Tokenization splits text into smaller units called tokens, which can be words, subwords, or characters.

Example:

- Sentence: `"Transformers are amazing!"`

- Tokens: `["Transformers", "are", "amazing", "!"]`

These tokens are then mapped to token IDs, which are integers the model uses internally:

Token IDs: `[1012, 2024, 7894, 999]`

## Why Not Just Words?

Using only whole words as tokens is inefficient because the vocabulary would need millions of words, and unknown words would be impossible to process. The solution is **subword tokenization**.

## Subword Tokenization

Subword tokenization breaks words into smaller meaningful pieces.

Example:

- Word: "unclear"

- Tokens: ["un", "##clear"]

`"un"` is a common prefix indicating negation. `"##clear"` is the remainder of the word, with `##` showing continuation from the previous token.

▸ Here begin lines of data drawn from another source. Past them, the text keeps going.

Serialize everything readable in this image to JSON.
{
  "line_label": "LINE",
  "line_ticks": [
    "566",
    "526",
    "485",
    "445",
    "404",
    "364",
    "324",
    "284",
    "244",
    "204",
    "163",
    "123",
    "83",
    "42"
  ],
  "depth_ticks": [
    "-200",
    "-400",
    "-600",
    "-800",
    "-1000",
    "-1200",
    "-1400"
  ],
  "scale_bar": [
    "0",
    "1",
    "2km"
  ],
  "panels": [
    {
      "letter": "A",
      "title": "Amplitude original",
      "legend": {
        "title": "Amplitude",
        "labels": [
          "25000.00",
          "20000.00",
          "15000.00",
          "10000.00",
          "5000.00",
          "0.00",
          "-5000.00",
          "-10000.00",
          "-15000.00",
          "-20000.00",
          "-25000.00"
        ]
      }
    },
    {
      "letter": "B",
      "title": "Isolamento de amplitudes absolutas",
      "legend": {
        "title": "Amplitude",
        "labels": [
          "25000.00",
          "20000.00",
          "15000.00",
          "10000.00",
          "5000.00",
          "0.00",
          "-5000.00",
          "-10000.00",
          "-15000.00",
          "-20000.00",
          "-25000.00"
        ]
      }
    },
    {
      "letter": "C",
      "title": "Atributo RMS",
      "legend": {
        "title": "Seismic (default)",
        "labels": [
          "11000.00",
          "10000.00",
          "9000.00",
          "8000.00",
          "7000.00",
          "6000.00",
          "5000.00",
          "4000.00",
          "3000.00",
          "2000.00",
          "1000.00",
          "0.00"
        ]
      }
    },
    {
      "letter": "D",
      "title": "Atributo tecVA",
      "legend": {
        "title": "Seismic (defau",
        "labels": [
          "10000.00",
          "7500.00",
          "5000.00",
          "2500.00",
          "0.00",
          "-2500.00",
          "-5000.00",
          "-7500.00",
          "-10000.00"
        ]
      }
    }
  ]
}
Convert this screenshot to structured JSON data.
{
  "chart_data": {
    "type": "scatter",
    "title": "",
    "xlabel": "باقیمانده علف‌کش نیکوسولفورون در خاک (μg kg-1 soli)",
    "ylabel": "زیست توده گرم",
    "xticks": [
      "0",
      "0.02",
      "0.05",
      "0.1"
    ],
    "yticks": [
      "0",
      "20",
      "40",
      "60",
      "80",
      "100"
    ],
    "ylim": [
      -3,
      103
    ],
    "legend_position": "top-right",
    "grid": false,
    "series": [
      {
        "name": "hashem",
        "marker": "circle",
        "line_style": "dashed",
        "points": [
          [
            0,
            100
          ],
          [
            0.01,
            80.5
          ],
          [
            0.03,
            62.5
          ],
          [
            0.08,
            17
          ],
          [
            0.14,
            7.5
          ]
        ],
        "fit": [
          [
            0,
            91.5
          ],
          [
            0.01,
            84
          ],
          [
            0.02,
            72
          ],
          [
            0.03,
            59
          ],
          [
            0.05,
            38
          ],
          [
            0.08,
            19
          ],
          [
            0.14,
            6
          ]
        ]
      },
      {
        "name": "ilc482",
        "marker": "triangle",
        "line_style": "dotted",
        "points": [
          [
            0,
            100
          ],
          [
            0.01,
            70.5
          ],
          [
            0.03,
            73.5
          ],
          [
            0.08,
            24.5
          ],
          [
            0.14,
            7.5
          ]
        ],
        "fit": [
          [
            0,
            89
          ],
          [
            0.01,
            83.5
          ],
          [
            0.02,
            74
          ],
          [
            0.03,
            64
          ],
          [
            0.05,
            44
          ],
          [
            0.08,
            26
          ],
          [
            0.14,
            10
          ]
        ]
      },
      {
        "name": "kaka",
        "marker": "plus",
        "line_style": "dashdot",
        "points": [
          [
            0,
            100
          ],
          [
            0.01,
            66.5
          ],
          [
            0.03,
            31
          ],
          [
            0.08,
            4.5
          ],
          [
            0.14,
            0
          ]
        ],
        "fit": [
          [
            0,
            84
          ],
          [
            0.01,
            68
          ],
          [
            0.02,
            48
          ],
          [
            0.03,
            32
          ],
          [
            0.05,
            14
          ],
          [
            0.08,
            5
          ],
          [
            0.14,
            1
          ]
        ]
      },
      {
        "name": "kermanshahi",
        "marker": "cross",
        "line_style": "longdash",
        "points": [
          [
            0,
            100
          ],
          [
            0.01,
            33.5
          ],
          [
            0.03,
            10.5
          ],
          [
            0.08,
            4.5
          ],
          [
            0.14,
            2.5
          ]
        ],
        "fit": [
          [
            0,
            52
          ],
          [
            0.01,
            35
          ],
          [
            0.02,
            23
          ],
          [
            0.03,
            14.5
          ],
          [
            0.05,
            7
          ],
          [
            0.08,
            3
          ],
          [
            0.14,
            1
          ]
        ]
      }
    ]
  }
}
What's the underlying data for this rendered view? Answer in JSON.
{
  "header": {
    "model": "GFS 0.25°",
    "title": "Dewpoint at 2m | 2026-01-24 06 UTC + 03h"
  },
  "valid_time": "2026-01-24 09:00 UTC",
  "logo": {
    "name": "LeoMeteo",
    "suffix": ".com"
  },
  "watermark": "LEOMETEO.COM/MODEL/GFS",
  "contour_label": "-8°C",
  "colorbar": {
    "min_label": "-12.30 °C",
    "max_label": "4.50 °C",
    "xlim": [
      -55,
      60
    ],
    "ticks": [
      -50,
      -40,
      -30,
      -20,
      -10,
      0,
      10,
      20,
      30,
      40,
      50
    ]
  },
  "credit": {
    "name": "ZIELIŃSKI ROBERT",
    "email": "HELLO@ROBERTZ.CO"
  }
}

Subword tokenization allows the model to handle rare or unseen words, morphological variations, and reduces vocabulary size.

## Token IDs

After tokenization, each token is converted to a unique integer from the model's vocabulary.

Example:

- "are" → 2003

- "Transformers" → 7953

Token IDs are what the model actually processes.

## Word Embeddings

Once token IDs are obtained, they are converted to vectors called embeddings. Embeddings capture semantic meaning and are high-dimensional (e.g., 768 dimensions in BERT).

Example:

- Token ID: 2003 ("are")

- Embedding: [0.12, -0.34, 0.56, ..., 0.09]

## Vocabulary Size

Transformers have a fixed vocabulary size. BERT and DistilBERT have about 30,000 tokens. Multilingual BERT (mBERT) has around 110,000 tokens. The model learns the most common words, prefixes, and suffixes, and unknown words are split into subwords present in the vocabulary.

## Python Example


In [1]:
from transformers import BertTokenizer, BertModel
import torch

tokenizer = BertTokenizer.from_pretrained("bert-base-uncased")
model = BertModel.from_pretrained("bert-base-uncased")

In [2]:
sentence = "I love mathematics!"

In [3]:
tokens = tokenizer.tokenize(sentence)
token_ids = tokenizer.convert_tokens_to_ids(tokens)

print("Tokens:", tokens)
print("Token IDs:", token_ids)

Tokens: ['i', 'love', 'mathematics', '!']
Token IDs: [1045, 2293, 5597, 999]